How errors surface in event streams

A run produces a stream of Result<Event>, and failures travel down it on three distinct channels:

  • Hard failures → Err items. LlmAgent runs inside try_stream!, so a provider error from generate_content (or an exceeded LLM-call budget) becomes an Err(Error) item that terminates the stream. The HTTP server maps these to a 500 {"detail": ...} on /run or a final data: {"error": ...} SSE frame on /run_sse.
  • Soft model errors → error events. When the model responds but the response is itself a failure — a blocking finish_reason, prompt feedback with a block_reason, or an empty candidate — the resulting LlmResponse carries error_code / error_message instead of content, and the event still flows as Ok.

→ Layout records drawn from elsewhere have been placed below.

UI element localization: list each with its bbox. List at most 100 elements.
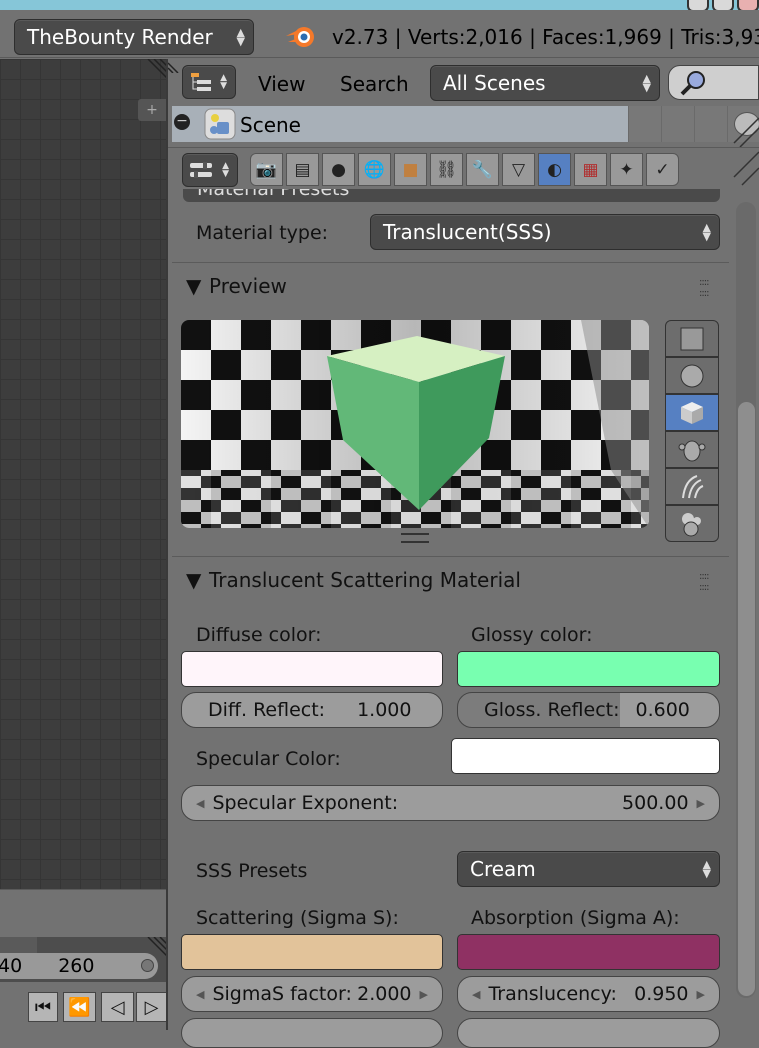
decrement-arrow-icon[interactable]: ◀ [196, 988, 204, 1001]
sigmas-factor-field[interactable]: ◀ SigmaS factor: 2.000 ▶ [181, 976, 443, 1012]
preview-monkey-button[interactable] [665, 431, 719, 468]
render-engine-label: TheBounty Render [27, 25, 213, 49]
translucency-label: Translucency: [488, 983, 617, 1005]
left-editor-header [0, 889, 167, 937]
specular-exponent-field[interactable]: ◀ Specular Exponent: 500.00 ▶ [181, 785, 720, 821]
scattering-color-swatch[interactable] [181, 934, 443, 970]
updown-arrow-icon: ▲ ▼ [642, 72, 651, 94]
specular-color-swatch[interactable] [451, 738, 720, 774]
render-tab-icon[interactable]: 📷 [250, 153, 283, 186]
updown-arrow-icon: ▲ ▼ [222, 161, 229, 179]
physics-tab-icon[interactable]: ✓ [646, 153, 679, 186]
sss-presets-dropdown[interactable]: Cream ▲ ▼ [457, 851, 720, 887]
particles-tab-icon[interactable]: ✦ [610, 153, 643, 186]
modifiers-tab-icon[interactable]: 🔧 [466, 153, 499, 186]
sigmas-factor-value: 2.000 [357, 983, 412, 1005]
world-tab-icon[interactable]: 🌐 [358, 153, 391, 186]
preview-sphere-button[interactable] [665, 357, 719, 394]
scene-tab-icon[interactable]: ● [322, 153, 355, 186]
sphere-sky-icon [682, 512, 701, 536]
ior-field[interactable] [457, 1018, 720, 1048]
translucency-field[interactable]: ◀ Translucency: 0.950 ▶ [457, 976, 720, 1012]
scene-statistics: v2.73 | Verts:2,016 | Faces:1,969 | Tris… [332, 25, 759, 49]
diffuse-color-swatch[interactable] [181, 651, 443, 687]
drag-grip-icon[interactable]: :::::::: [699, 571, 710, 593]
preview-hair-button[interactable] [665, 468, 719, 505]
updown-arrow-icon: ▲ ▼ [702, 221, 711, 243]
corner-split-handle-icon[interactable] [732, 147, 759, 189]
mesh-data-tab-icon[interactable]: ▽ [502, 153, 535, 186]
scene-icon [204, 108, 236, 140]
play-reverse-icon[interactable]: ◁ [101, 992, 134, 1022]
increment-arrow-icon[interactable]: ▶ [697, 797, 705, 810]
corner-handle-icon[interactable] [168, 59, 182, 73]
material-type-dropdown[interactable]: Translucent(SSS) ▲ ▼ [370, 214, 720, 250]
decrement-arrow-icon[interactable]: ◀ [196, 797, 204, 810]
updown-arrow-icon: ▲ ▼ [236, 26, 245, 48]
render-layers-tab-icon[interactable]: ▤ [286, 153, 319, 186]
sphere-icon [680, 364, 704, 387]
glossy-color-swatch[interactable] [457, 651, 720, 687]
translucency-value: 0.950 [634, 983, 689, 1005]
sss-collapse-icon[interactable]: ▼ [186, 568, 201, 592]
absorption-color-swatch[interactable] [457, 934, 720, 970]
glossy-color-label: Glossy color: [471, 624, 593, 646]
material-type-label: Material type: [196, 222, 329, 244]
corner-split-handle-icon[interactable] [140, 59, 167, 86]
preview-flat-button[interactable] [665, 320, 719, 357]
decrement-arrow-icon[interactable]: ◀ [472, 988, 480, 1001]
preview-panel-title[interactable]: Preview [209, 274, 287, 298]
material-presets-dropdown[interactable]: Material Presets [183, 189, 720, 202]
cube-icon [681, 401, 703, 424]
sss-presets-value: Cream [470, 857, 536, 881]
editor-type-dropdown[interactable]: ▲ ▼ [182, 65, 236, 99]
menu-view[interactable]: View [258, 72, 305, 96]
scrub-handle-icon[interactable] [141, 959, 154, 972]
sss-panel-title[interactable]: Translucent Scattering Material [209, 568, 521, 592]
increment-arrow-icon[interactable]: ▶ [420, 988, 428, 1001]
diffuse-color-label: Diffuse color: [196, 624, 322, 646]
corner-split-handle-icon[interactable] [732, 103, 759, 147]
preview-sky-button[interactable] [665, 505, 719, 542]
display-mode-dropdown[interactable]: All Scenes ▲ ▼ [430, 65, 660, 101]
collapse-icon[interactable]: − [174, 114, 190, 130]
scrollbar-thumb[interactable] [738, 402, 755, 996]
render-engine-dropdown[interactable]: TheBounty Render ▲ ▼ [14, 19, 254, 55]
hair-icon [682, 474, 704, 498]
scattering-label: Scattering (Sigma S): [196, 907, 399, 929]
texture-tab-icon[interactable]: ▦ [574, 153, 607, 186]
search-icon [680, 71, 705, 96]
jump-start-icon[interactable]: ⏮ [28, 992, 58, 1022]
constraints-tab-icon[interactable]: ⛓ [430, 153, 463, 186]
frame-start-value: 40 [0, 955, 23, 977]
preview-cube-button[interactable] [665, 394, 719, 431]
properties-panel-area [168, 189, 759, 1030]
play-icon[interactable]: ▷ [136, 992, 167, 1022]
preview-resize-handle[interactable] [401, 533, 429, 543]
jump-prev-keyframe-icon[interactable]: ⏪ [63, 992, 96, 1022]
properties-editor-type-dropdown[interactable]: ▲ ▼ [182, 153, 238, 187]
search-input[interactable] [668, 65, 759, 100]
object-tab-icon[interactable]: ■ [394, 153, 427, 186]
gloss-reflect-label: Gloss. Reflect: [484, 699, 620, 721]
plane-icon [680, 327, 704, 350]
preview-collapse-icon[interactable]: ▼ [186, 274, 201, 298]
panel-separator [172, 262, 729, 263]
phase-function-field[interactable] [181, 1018, 443, 1048]
updown-arrow-icon: ▲ ▼ [702, 858, 711, 880]
outliner-icon [191, 73, 211, 91]
frame-range-field[interactable]: 40 260 [0, 953, 158, 979]
gloss-reflect-field[interactable]: Gloss. Reflect: 0.600 [457, 692, 720, 728]
increment-arrow-icon[interactable]: ▶ [697, 988, 705, 1001]
menu-search[interactable]: Search [340, 72, 409, 96]
absorption-label: Absorption (Sigma A): [471, 907, 680, 929]
diff-reflect-field[interactable]: Diff. Reflect: 1.000 [181, 692, 443, 728]
window-top-strip [0, 0, 759, 10]
left-editor-grid[interactable] [0, 59, 167, 889]
diff-reflect-value: 1.000 [357, 699, 412, 721]
material-tab-icon[interactable]: ◐ [538, 153, 571, 186]
expand-panel-button[interactable]: + [138, 99, 166, 121]
drag-grip-icon[interactable]: :::::::: [699, 277, 710, 299]
properties-icon [190, 162, 212, 178]
specular-color-label: Specular Color: [196, 748, 341, 770]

LlmResponse::is_error() is the check; on the wire these serialize as errorCode / errorMessage. The agent also synthesizes such events itself: MAX_ITERATIONS when the iteration budget is exhausted, and CANCELLED when the cancellation token trips.
  • Tool failures → error payloads. A failed tool does not abort the turn: the agent converts the Err into a {"error": "<message>"} JSON function response and feeds it back to the model, which can apologise, retry, or pick another tool.

Matching on errors

Retry-aware stream consumptionrust
use adk_rs::error::{Error, ProviderError};
use futures::StreamExt;

while let Some(item) = events.next().await {
    match item {
        Ok(event) => {
            if event.response.is_error() {
                eprintln!(
                    "model-level error: {:?} {:?}",
                    event.response.error_code, event.response.error_message
                );
                continue;
            }
            handle(event);
        }
        Err(Error::Provider(ProviderError::RateLimit(msg))) => {
            // Back off and retry the turn.
            eprintln!("rate limited: {msg}");
            break;
        }
        Err(Error::Provider(ProviderError::Http { status, .. })) if status >= 500 => {
            // Transient server error — also retryable.
            break;
        }
        Err(e) => return Err(e),
    }
}

Note that cancellation never surfaces as an Err item: a cancelled run yields a final Ok event whose error_code is Some("CANCELLED"), caught by the is_error() branch above.

Error-recovery callbacks

adk_rs::core exports two error-hook callback type aliases: OnModelErrorCallbackFn(&mut CallbackContext, &mut LlmRequest, &Error) -> Future<Result<Option<LlmResponse>>> — and OnToolErrorCallbackFn(&mut ToolContext, &Arc<dyn DynTool>, &Value, &Error) -> Future<Result<Option<Value>>>. Per their contract, returning Ok(Some(...)) substitutes a recovery value for the failed call. Register them via LlmAgentBuilder::on_model_error_callback and ::on_tool_error_callback — a recovered model error never becomes an Err stream item; the substitute response continues the turn as if the call had succeeded. See Callbacks & plugins for the callback system and how hooks attach to the agent lifecycle; for run-level observation of failures, BasePlugin::after_run receives the run’s failure as Option<&Error>.


  • Events — the Event / LlmResponse shapes that carry soft errors.
  • Callbacks & plugins — lifecycle hooks, including the error callbacks.
  • Providers — where ProviderErrors originate.